Equatorial Guinea is ruled by a dictatorship and is criticised to use the oil revenues to fund lavish lifestyles for the small elite, meanwhile less than half of the population has access to clean drinking water, and nearly 10% of the children do not live to 5 years old. Corruption, poverty and repression reign the country that has the highest wealth ranking in Africa, ranked in the top 12 list of most corrupt states by corruption watchdog Transparency International.
The Republic of Gabon on the other hand heavily depends on the export of oil and manganese to sustain its export-driven economy.

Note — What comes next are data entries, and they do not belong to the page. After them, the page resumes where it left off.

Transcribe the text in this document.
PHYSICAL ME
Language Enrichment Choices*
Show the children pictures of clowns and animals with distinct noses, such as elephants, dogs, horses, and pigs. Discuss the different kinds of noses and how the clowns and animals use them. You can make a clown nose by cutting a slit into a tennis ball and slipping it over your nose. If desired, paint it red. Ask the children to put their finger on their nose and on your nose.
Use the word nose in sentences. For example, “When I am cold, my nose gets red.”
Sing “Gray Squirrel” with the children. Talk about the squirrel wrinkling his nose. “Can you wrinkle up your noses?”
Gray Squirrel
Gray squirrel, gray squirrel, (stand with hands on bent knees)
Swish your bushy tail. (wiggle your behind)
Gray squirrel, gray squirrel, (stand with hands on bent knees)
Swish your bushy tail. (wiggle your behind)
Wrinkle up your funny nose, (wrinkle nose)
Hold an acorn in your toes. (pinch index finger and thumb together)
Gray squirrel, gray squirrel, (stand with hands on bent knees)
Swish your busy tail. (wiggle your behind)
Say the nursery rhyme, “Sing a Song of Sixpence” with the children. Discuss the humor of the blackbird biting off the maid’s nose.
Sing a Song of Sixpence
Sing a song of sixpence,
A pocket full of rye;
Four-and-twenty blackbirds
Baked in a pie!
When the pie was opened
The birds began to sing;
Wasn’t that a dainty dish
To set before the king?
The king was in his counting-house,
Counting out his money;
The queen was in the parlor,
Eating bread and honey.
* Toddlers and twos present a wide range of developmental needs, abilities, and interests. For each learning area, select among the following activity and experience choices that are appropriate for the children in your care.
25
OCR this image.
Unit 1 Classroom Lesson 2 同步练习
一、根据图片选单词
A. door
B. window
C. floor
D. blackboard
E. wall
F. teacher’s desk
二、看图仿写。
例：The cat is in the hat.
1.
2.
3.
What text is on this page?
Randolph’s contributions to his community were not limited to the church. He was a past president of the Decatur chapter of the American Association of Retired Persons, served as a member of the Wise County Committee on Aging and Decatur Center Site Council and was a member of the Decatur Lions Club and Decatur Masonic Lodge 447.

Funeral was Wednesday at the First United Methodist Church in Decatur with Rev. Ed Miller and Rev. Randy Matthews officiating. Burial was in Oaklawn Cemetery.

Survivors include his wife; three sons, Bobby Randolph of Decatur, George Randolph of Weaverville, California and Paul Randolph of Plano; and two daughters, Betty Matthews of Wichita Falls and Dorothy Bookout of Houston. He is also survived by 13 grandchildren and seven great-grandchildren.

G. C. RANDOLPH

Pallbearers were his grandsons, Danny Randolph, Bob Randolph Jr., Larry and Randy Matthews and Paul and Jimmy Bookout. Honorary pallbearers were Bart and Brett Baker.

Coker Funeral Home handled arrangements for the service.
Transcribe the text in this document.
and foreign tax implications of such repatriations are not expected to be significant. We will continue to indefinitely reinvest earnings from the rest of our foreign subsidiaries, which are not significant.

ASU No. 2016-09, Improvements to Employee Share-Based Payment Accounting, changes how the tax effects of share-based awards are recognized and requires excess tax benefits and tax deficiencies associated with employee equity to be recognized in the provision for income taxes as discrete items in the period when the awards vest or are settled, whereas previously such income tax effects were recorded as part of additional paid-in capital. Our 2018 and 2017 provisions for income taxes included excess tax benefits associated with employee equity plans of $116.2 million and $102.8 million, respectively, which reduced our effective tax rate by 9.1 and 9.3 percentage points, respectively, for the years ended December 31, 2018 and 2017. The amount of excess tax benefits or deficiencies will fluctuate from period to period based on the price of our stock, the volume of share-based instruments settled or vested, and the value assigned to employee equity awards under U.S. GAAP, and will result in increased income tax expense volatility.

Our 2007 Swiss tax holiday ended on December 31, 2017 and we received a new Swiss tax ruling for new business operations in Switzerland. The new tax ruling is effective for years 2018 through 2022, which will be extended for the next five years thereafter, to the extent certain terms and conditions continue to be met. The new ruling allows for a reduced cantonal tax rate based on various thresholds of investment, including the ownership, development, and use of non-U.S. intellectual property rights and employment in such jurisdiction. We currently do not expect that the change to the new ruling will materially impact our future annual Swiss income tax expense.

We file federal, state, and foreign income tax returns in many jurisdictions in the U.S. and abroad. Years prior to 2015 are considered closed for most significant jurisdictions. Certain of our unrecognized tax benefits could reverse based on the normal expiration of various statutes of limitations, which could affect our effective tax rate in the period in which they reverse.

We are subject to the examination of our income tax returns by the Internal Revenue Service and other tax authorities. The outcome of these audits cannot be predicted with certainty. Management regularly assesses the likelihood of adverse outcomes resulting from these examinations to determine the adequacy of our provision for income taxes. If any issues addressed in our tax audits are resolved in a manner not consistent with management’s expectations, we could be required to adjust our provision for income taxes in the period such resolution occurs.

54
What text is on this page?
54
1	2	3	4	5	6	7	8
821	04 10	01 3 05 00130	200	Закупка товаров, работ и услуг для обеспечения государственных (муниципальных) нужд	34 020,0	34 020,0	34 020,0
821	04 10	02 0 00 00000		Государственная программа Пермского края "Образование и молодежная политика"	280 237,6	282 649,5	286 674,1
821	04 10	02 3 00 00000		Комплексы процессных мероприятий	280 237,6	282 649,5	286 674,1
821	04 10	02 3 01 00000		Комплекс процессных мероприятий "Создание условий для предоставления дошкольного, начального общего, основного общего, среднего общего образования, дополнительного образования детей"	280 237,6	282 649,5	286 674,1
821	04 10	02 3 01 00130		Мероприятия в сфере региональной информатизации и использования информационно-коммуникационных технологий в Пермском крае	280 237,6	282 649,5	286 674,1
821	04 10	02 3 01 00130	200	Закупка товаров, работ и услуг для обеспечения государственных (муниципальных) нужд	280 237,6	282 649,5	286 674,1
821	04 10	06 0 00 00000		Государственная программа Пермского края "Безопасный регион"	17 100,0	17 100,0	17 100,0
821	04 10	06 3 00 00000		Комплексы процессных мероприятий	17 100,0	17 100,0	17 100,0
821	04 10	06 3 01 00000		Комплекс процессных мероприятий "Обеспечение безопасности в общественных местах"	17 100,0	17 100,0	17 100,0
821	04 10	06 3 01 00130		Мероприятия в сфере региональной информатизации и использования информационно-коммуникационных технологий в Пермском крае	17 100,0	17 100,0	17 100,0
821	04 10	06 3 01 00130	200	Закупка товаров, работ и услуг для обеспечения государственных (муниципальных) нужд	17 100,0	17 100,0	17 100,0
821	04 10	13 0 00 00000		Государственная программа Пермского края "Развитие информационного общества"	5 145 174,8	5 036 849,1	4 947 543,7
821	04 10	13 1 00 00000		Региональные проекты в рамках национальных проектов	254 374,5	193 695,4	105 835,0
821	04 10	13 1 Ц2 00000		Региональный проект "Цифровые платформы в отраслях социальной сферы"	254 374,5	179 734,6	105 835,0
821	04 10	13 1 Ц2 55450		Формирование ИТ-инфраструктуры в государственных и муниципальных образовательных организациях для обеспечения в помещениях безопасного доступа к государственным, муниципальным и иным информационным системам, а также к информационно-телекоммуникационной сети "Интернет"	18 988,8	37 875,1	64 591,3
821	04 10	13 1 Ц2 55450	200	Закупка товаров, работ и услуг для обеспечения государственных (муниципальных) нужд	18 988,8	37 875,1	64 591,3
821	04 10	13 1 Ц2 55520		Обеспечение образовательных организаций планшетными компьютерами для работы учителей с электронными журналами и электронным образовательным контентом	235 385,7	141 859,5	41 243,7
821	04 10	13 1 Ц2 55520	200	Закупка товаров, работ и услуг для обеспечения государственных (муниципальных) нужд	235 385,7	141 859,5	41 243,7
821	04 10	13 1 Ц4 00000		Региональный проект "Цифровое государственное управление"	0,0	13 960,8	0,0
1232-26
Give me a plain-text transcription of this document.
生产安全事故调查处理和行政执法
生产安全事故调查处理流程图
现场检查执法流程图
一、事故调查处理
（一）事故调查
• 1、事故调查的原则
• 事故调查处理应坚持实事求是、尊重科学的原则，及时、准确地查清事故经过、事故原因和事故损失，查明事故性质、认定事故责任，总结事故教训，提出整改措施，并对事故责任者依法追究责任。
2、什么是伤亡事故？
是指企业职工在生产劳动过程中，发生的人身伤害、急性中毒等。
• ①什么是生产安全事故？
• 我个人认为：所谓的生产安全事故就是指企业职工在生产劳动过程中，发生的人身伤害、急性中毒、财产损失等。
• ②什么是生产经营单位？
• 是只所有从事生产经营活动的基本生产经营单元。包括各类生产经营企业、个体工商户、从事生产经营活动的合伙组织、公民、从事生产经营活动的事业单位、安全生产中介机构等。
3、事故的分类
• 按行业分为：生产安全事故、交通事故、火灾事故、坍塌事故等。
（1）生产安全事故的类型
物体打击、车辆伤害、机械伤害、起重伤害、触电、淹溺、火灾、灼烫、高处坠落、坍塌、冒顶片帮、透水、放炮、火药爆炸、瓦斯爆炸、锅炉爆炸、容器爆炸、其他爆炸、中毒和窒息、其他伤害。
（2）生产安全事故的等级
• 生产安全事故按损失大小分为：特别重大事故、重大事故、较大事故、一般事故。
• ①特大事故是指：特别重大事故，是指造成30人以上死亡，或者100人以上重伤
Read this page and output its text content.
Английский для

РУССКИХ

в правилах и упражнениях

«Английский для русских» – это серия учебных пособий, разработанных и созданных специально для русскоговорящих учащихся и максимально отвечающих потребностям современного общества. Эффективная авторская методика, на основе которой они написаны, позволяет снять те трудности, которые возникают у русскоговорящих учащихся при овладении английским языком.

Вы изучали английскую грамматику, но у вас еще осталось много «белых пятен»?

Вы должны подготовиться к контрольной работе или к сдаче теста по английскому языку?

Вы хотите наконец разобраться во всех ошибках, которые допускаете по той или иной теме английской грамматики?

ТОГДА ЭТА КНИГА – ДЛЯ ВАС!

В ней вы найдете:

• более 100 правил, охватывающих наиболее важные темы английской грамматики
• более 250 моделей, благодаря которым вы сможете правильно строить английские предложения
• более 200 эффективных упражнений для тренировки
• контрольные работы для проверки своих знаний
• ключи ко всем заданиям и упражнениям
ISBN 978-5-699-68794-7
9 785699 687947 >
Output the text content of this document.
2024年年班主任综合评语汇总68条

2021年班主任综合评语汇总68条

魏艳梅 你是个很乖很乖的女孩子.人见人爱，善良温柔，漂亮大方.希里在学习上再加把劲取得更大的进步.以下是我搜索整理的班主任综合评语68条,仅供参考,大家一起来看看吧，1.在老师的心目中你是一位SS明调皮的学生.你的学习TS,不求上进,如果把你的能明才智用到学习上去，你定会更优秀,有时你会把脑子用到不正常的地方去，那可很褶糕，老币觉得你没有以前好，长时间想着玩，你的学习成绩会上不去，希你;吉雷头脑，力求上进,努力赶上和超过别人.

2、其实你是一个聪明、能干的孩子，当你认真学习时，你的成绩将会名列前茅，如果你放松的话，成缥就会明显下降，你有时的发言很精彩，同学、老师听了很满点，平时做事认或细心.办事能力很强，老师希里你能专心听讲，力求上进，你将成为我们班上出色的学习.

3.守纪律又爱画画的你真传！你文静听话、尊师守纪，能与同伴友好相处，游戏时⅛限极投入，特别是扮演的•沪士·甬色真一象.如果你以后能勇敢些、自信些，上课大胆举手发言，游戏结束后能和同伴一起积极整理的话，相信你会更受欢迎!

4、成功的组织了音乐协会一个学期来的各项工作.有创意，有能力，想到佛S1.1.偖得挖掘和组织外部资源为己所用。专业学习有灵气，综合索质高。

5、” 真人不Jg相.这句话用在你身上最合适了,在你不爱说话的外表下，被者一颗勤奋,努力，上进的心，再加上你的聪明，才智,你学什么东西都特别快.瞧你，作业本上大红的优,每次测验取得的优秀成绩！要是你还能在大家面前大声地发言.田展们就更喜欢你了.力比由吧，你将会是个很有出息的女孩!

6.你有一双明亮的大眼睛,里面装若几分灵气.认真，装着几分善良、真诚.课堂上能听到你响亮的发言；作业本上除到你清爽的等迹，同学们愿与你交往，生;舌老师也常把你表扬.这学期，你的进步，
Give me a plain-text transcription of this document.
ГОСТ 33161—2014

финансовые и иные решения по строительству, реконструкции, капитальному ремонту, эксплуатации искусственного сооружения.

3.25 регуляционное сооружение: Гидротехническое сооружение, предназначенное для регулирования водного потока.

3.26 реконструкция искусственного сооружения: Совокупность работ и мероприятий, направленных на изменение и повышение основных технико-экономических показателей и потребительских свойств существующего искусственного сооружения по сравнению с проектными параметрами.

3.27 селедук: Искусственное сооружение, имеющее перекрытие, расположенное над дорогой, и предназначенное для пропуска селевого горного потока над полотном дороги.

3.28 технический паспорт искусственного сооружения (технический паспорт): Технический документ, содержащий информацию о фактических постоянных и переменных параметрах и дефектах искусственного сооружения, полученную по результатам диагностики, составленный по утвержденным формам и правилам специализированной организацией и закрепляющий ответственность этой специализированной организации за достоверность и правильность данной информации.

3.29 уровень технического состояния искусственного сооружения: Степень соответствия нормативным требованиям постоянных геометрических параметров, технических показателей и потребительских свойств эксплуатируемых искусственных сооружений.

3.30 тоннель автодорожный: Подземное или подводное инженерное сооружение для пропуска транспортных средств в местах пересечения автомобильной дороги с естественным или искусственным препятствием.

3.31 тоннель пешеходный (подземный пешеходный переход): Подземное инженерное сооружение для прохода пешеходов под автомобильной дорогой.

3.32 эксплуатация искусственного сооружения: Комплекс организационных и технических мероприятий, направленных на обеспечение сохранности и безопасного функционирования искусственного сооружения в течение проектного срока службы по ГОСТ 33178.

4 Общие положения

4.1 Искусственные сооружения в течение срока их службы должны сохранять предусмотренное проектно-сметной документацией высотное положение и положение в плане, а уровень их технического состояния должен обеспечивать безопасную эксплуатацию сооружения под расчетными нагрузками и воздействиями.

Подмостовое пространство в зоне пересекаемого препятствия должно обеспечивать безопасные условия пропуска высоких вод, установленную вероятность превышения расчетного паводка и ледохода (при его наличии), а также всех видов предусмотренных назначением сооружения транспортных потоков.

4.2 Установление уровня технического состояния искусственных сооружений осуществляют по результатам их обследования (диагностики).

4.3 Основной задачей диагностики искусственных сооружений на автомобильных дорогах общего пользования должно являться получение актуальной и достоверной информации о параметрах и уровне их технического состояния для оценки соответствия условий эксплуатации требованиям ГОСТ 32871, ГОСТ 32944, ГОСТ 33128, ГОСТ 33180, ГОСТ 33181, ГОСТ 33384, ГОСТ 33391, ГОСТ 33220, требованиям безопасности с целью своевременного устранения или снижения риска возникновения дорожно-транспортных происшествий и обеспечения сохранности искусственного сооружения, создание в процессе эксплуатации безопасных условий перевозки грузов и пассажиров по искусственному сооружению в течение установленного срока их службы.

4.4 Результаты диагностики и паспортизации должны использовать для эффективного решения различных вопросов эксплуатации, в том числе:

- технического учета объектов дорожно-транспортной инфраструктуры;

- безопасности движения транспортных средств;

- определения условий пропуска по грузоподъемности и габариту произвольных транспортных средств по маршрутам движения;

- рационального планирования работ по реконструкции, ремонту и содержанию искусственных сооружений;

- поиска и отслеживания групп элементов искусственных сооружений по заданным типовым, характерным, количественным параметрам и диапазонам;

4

However, it has been reported that about 30% of the population remains vulnerable, living with monthly incomes below the guaranteed minimum wage and that basic social services such as healthcare, drinking water and electricity have deteriorated in 60% of the regions in the country. So what does this mean?
I could not find Equatorial Guinea’s NDC, but the Republic of Gabon states that within the period of 2010 – 2025, it intends to reduce GHG emissions by 63% but also that land change accounts to 63% of current GHG gases. What I am concerned about, is whether this ‘compromise’, in the words of President Ali Bongo Ondimba would result in greater exploitation of oil reserves which is contrary to the direction we would want to go in reducing GHG emissions and use of fossil fuels.
However, I can’t help but wonder if I am thinking from a paternalistic ‘developed country’s’ point of view by judging their use of natural resources to accumulate wealth. After all, I am sure Spain and France had suffered no qualms in exporting their resources back home during their colonisation. It is also interesting how the historical context of this dispute as well as others, can be pointed to the territorial boundaries drawn by European colonisers. This was mentioned by one of the national negotiators I spoke to and got me thinking about these disputes as yet another effect of colonisation. But this is a conversation for another day.
My point, however, is the distribution in the use of resources and the priorities of these countries in using the oil reserves that I am certain they will. Will the profits be used to line the coffers of the top elite in Equatorial Guinea and further stack power to quell dissent, or would they be used to such an extent that resources diminish, but the welfare of people are still stagnated or if developed, not in proportion to the environmental and climate cost? Would the riches gained from them be used to equip themselves and the most vulnerable communities like the Pygmy, to adapt to climate change?
I was ecstatic that I could witness such a momentous event with my own two eyes, even taking a full half hour to stop squealing like an excited pig. However, digging a little deeper has muddied it for me – I am not concerned about what the agreement would mean to climate change. Yes, in the words of President Ali Bongo Ondimba, Equatorial Guinea and Gabon are ‘brothers’ bound by history and geography, but would this relationship be shouldered and later polluted from the petroleum industry as the private petroleum companies clap their hands in glee?